When 14 members of the United Nations Security Council voted in 2011 for a resolution condemning the expansion of Israeli settlements as illegal, the Obama administration exercised the United States’s veto power to block its passage. Opposition to settlements beyond Israel’s borders established in 1967 has been longstanding U.S. policy, and then-U.N. ambassador Susan Rice confirmed in a statement that the administration rejected “in the strongest terms the legitimacy of continued Israeli settlement activity.”

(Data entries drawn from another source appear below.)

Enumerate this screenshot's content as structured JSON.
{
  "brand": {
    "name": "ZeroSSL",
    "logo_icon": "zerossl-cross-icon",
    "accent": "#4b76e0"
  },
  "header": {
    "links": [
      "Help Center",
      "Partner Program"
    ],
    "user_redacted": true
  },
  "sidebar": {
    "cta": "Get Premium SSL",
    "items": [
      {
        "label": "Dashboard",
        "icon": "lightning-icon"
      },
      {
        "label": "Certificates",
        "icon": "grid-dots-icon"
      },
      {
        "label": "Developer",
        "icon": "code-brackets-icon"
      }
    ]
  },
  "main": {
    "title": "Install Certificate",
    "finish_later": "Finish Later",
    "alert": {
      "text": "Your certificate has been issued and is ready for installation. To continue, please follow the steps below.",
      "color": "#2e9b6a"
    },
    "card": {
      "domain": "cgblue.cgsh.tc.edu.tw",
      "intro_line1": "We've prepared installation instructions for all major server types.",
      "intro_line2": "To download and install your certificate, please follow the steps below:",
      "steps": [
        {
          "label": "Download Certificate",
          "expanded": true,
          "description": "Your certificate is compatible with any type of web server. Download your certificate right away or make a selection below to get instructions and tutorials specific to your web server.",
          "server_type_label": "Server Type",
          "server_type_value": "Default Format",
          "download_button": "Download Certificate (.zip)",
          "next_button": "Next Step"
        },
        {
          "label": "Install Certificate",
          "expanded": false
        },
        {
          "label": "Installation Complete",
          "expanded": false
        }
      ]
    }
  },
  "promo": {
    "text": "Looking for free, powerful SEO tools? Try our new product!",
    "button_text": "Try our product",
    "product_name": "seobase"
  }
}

But, Rice continued, “Every potential action must be measured against one overriding standard: will it move the parties closer to negotiations and an agreement? Unfortunately, this draft resolution risks hardening the positions of both sides. It could encourage the parties to stay out of negotiations and, if and when they did resume, to return to the Security Council whenever they reach an impasse.” The decision to veto the resolution reflected another longstanding American position: defending Israel against those international bodies like the United Nations that seek to punish or destroy the Jewish state every chance they get.
But that was 2011, and this is 2016. When the Security Council faced a vote on a similar resolution on Friday, 14 member nations voted for it, but the current American ambassador, Samantha Power, abstained.
In a hastily convened conference call Friday afternoon, deputy national security advisor Ben Rhodes said, “The fact that this is happening toward the end of eight years indicates that this is not our preferred course of action.”
Rhodes told reporters the decision not to veto the resolution was a result of failure by both Israel and the Palestinians to reach a two-state solution. But it was clear from Rhodes’s comments which party the Obama White House blames more. It was the “acceleration” of Israeli settlement building, Rhodes said, that was “eroding the foundations for a two-state solution.” The Obama administration, he said was “compelled” to not veto the resolution because of “choices made over years by the Israeli government” of Benjamin Netanyahu to encourage settlement expansion. Asked about Israel’s strong condemnation of the resolution and the United States’s complicit assent, Rhodes took a scolding tone. “The Israeli government wants the discussion to be about anything other than the settlement activity,” he said. The Netanyahu government had failed to take advantage of opportunities for a two-state solution over Obama’s eight-year term.
Perhaps sensing the need for balance, Rhodes quickly added: “The Palestinians have missed plenty of opportunities under this administration as well.”
What has changed in the last five years that has prompted the Obama administration to change course? This resolution, Rhodes argued, was “more balanced” in its treatment of both Israel and the Palestinians. But the primary reason he offered was that Israeli settlement activity has supposedly exploded—a sign to the Obama administration that despite “exhaustive” efforts, Israel is less committed to a two-state solution than ever. But why abstain now?
“Where’s the evidence that not doing this is slowing the settlement activity?” Rhodes said. “The notion that vetoing this resolution would have somehow slowed the settlement activity I think flies in the face of any piece of evidence that anybody can see.”
So the standard Susan Rice expressed in 2011—”Will it move the parties closer to negotiations and an agreement?”—appears to have been modified in the waning days of the Obama administration to: “Will it sufficiently condemn Israel?”